Taking children with autism to Mexico for fecal transplants 'out of scope' for naturopaths, regulator says

B.C.'s College of Naturopathic Physicians issued a statement in response to a CBC News report about Vancouver naturopath Jason Klop, who advertises “retreats” in Mexico where children with autism can receive pills and liquids made from human stool, at a cost of $15,000 US.

Industry association has suspended Jason Klop's membership, citing 'disturbing' job ads

A professional head shot shows a white man with close cropped brown hair and a closely trimmed beard.
B.C. naturopath Jason Klop claims he's seen 'dramatic improvements' in symptoms of autism spectrum disorder after performing fecal microbiota transplants on children. (

B.C. naturopaths are not authorized to transport young patients to another country in order to treat autism with fecal microbiota transplants (FMT), the College of Naturopathic Physicians of British Columbia has confirmed.

The CNPBC issued a statement Monday night in response to a CBC News report about Vancouver naturopath Jason Klop, who advertises "retreats" in Mexico where children with autism can receive pills and liquids made from human stool, at a cost of $15,000 US.

"If Dr. Klop ND is taking patients abroad in order to provide FMT treatment, he is operating outside the scope of practice for naturopathic doctors in B.C.," the statement said. 

The college would not confirm whether Klop is under investigation for offering the therapy, but the statement pointed out a number of ways that the treatment he advertises could be in violation of B.C. regulations.

Chief among them is that B.C. naturopaths are not permitted to perform FMT for any reason.

FMT is approved in Canada for treatment of recurrent Clostridium difficile infections, it is not approved for use as an autism treatment in either Canada or the U.S., and the college says it does not condone helping patients access therapies abroad that aren't approved here.

'Further disturbing information' about job ads

The college statement came not long after directors of the B.C. Naturopathic Association (BCNA) voted to suspend Klop's membership Monday evening in response to CBC's reporting.

BCNA executive director Glenn Caissie said that suspending Klop's membership is "the most serious step we can take." 

Klop's business, FMT Solution, isn't the only problem, Caissie added in an email Monday.

He said the BCNA has also turned up "disturbing information" suggesting that Klop has advertised for salespeople to work on commission to sign up patients.

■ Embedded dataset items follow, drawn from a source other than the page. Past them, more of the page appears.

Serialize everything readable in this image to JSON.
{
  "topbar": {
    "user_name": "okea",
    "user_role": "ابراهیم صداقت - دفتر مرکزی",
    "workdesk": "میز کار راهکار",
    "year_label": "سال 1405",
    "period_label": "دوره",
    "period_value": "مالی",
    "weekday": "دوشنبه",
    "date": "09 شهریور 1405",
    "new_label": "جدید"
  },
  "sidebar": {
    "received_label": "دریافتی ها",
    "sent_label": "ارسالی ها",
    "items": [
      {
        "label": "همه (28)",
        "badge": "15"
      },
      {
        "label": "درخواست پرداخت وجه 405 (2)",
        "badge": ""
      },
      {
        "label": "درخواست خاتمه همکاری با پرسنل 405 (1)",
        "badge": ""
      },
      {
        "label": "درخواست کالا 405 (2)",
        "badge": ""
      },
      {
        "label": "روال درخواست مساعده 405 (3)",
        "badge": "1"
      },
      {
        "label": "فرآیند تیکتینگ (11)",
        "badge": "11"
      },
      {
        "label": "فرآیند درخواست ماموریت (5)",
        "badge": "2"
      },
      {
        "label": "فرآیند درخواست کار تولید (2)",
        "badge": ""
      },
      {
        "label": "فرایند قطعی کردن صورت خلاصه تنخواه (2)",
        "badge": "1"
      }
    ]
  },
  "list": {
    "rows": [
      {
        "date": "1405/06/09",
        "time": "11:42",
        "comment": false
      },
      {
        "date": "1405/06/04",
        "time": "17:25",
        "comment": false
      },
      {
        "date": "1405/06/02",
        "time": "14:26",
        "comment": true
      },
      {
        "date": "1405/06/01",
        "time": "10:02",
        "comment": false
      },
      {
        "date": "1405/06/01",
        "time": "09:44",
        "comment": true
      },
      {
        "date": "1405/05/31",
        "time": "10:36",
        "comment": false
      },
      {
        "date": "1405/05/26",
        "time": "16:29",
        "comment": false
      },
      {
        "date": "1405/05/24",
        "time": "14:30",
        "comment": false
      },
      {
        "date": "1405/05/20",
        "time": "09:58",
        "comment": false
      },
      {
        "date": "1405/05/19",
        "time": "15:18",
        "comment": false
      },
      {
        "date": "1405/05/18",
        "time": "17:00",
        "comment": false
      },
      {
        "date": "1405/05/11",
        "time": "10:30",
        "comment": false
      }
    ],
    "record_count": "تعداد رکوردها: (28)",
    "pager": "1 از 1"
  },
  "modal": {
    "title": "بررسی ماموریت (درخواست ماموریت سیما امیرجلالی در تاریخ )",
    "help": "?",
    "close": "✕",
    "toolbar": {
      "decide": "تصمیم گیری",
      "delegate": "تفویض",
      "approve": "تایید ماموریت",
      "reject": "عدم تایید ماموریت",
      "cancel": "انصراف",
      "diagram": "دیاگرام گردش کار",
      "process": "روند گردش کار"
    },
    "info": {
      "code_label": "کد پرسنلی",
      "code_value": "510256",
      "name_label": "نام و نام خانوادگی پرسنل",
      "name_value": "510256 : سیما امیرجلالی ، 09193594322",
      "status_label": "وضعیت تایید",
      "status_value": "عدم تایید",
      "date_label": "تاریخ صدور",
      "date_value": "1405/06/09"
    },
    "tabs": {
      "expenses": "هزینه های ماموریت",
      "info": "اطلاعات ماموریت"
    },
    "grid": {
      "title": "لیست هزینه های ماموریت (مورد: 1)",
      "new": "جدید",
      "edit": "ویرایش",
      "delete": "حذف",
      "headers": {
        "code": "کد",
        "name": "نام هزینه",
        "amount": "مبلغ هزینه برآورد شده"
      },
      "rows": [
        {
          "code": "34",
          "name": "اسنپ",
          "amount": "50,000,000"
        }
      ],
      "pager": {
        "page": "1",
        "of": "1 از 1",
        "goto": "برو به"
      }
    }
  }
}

Caissie pointed to an old post (since deactivated) on the online job board ZipRecruiter, where Klop promises "doctor income" for people working at home in their pyjamas.

"This approach is completely inappropriate for any health practitioner but flagrantly contravenes the CNPBC code of ethics," Caissie said.

The BCNA is a voluntary professional group formed to promote the work and services of naturopaths in B.C. Unlike the college, it has no regulatory power.

The BCNA filed a complaint against then-naturopath Anke Zimmermann in 2018 in response to a blog post in which she talked about treating a four-year-old boy with a homeopathic remedy made from rabid dog saliva. (CHEK News)

But the organization has taken strong stances in the past against the questionable actions of certain B.C. naturopaths.

In 2018, the BCNA filed a complaint against Victoria practitioner Anke Zimmermann after she boasted online about using a homeopathic remedy made from rabid dog saliva to treat a four-year-old's aggression problems. Zimmermann eventually agreed to surrender her licence, but continues practising as an unregulated homeopath.

Caissie said his group has forwarded the information it has gathered about Klop to the college. He also pointed out that Klop only joined the BCNA less than two weeks ago.

Klop did not immediately respond to requests for comment about the actions of the BCNA and the college. As of Monday night, he remains a registered naturopath in B.C.

Warnings from experts

As CBC News reported last week, Klop says he's used FMT to treat children from around the world as young as two at a clinic south of Tijuana, Mexico. He claims the treatment has produced "dramatic improvements" in symptoms of autism spectrum disorder.

Experts on autism and the gastrointestinal system describe what Klop is advertising as experimental, overly expensive and potentially unsafe. 

FMT uses bacteria and other microbes taken from the feces of a healthy person and transferred to a patient either anally or orally, with the goal of restoring a normal environment inside the gut.

The power of poop: What fecal transplants can and cannot treat

4 years ago
Duration 2:40
Fecal transplants have shown a lot of promise for illnesses like C. difficile. As the treatment’s claimed list of uses grows, we debunk the myths

There has been some preliminary research into whether FMT could help improve symptoms of autism, but so far it has been based on studies using very small sample sizes, no control groups and no controls for the placebo effect. 

One of the researchers involved in that work told CBC News she'd been approached by a parent interested in Klop's business, and she responded, "If it was my child, I wouldn't do it."

Experts say that while FMT holds promise for treatment of a wide range of conditions, there is a serious risk of infection if both the donor and recipient aren't properly screened.

Last year, a 73-year-old man with a compromised immune system died after receiving a transplant from a stool sample contaminated with antibiotic-resistant E. coli.